Given the facts of this case, it is not surprising that a juror would be frustrated with the prospect of beginning deliberations anew for the second time. In fact, defense counsel noted that several other jurors appeared exasperated when the trial judge informed them they would be required to start anew. In any event, because this juror's inability to follow instructions was couched in his relationship with the other jurors, we need not consider whether his reluctance to start deliberations anew in and of itself was a mere frustration that would not be considered "good cause" for dismissal.

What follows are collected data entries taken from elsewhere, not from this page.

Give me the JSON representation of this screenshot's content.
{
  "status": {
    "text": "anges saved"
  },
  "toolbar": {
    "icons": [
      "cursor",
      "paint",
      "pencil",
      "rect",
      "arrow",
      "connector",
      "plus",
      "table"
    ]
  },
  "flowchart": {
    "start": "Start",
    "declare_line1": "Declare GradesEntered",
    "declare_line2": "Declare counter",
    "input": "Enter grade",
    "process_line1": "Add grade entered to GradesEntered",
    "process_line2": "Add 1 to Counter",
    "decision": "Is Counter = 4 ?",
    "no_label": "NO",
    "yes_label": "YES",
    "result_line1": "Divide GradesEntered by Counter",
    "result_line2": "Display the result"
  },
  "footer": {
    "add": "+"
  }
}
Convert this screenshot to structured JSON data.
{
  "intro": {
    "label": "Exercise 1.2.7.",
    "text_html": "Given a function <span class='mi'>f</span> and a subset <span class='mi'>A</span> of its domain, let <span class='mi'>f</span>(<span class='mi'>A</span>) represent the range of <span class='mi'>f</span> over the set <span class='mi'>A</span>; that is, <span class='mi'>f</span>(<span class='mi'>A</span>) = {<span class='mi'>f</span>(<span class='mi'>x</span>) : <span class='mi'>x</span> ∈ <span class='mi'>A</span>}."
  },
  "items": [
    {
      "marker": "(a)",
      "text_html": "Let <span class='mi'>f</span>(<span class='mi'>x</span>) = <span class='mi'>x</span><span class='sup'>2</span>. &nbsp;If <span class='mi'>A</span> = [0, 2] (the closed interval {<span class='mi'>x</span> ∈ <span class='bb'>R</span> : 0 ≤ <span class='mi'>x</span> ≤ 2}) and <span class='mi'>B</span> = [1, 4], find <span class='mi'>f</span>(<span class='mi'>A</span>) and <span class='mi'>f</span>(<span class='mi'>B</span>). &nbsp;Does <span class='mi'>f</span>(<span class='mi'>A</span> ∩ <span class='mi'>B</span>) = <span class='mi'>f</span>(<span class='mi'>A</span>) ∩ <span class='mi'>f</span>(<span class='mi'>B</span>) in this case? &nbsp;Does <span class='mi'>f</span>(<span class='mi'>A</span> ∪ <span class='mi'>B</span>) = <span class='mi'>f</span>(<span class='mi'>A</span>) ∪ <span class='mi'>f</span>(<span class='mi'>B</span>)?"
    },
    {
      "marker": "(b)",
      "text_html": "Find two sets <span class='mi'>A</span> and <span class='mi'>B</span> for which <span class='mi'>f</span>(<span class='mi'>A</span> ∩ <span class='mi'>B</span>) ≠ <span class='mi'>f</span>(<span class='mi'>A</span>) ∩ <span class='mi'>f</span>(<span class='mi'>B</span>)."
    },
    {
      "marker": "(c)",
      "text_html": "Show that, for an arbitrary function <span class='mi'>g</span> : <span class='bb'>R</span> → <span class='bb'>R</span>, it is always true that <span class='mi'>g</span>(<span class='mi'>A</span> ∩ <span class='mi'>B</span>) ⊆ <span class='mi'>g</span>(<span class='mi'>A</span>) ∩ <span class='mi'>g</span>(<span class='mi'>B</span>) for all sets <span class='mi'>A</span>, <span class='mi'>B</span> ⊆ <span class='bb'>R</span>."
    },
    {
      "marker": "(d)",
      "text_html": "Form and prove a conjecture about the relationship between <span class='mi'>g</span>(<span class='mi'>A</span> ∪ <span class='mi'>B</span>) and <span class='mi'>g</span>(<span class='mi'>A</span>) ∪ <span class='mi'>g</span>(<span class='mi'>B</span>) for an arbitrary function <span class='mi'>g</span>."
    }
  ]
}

[Note 4] As in Tiscione, 482 Mass. at 492, "[w]e acknowledge that, had the juror rejoined the deliberations, the end result well might have been mistrial." While it is possible that the jury may have been at an impasse, the trial judge also may have concluded that the defendant would be prejudiced by forcing the juror to continue deliberations. "[T]he law has invested Courts of Justice with the authority to discharge a jury from giving any verdict, whenever, in their opinion, taking all the circumstances into consideration, there is a manifest necessity for the act, or the ends of public justice would otherwise be defeated." Commonwealth v. Cassidy, 410 Mass. 174, 177 (1991), quoting United States v. Perez, 22 U.S. 579, 580 (1824). Here, a mistrial may have been the proper course, where the juror refused to deliberate anew and the judge's colloquy did not confirm that the juror's reasons for his refusal were entirely personal to him.

[Note 5] A transcript of the interview included in the record of this case differs slightly from what we hear in the recording and from what the motion judge quoted in her decision. The transcript version of the defendant's response is, "No, that's, like I'll talk." The difference does not affect our conclusion.